The soaring temperatures on the London
Tube over the summer months have been a problem for some years now. A
London Underground team has attempted to come up with some
engineering solutions to the problem by creating a groundwater
cooling
system. The trial, which starts this
summer, aims to make it cooler for passengers on platforms and will
be tested at Victoria station which is so deep that it is effectively
under water and pumps out 35 litres (eight gallons) a second, to stop
it coming through the walls. The idea of the new system is to push
the water through a network of pipes into heat exchange units on the
platforms, which will suck in warm air and pump out cooler air. The
heat could be used to power homes and offices above and this way the
temperature will be brought down.
But this is only a trial to be tested
this year and it is far from being put into work as well as new
trains with air cooling systems that are promised for Circle,
District, Hammersmith and City and Metropolitan lines.

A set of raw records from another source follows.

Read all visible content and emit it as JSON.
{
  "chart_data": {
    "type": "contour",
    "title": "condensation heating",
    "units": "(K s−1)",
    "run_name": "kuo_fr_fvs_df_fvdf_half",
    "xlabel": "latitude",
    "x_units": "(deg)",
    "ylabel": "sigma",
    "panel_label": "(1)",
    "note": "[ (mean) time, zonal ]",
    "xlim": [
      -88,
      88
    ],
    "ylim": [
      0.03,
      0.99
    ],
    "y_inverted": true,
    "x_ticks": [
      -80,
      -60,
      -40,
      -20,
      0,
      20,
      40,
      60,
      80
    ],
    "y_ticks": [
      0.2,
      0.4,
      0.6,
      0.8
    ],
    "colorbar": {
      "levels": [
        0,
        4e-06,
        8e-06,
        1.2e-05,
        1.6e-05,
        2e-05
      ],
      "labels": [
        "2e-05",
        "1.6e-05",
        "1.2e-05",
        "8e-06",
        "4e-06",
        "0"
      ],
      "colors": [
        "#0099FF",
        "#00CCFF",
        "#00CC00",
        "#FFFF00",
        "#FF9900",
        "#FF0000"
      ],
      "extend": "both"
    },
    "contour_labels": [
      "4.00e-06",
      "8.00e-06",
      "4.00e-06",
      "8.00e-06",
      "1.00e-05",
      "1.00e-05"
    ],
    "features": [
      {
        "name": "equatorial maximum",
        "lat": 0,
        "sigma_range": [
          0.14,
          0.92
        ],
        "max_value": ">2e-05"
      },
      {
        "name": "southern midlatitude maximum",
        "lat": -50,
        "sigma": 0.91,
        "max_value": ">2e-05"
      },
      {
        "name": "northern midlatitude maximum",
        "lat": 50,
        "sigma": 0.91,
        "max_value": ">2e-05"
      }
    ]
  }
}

Meanwhile the temperatures in the
deepest tunnels, reach 30C (86F) in summer.
These changes might affect the London
Tube in a drastic way. Some of the Tube lines might be closed
especially on the hot summer days. London Underground assures that
there are no plans to close any Tube Lines during the summer but in
the future years it might get to the point "where the
underground will become literally intolerable and you could face the
prospect of loss of life" as Mr Livingstone from LU advised.
About 1,000 London Tube passengers were
trapped for nearly two hours when three trains were held up in a
tunnel. The Central Line closed after signal failures stopped the
trains between Marble Arch and Lancaster Gate. The trains have been
evacuated and three people were treated for the effects of heat.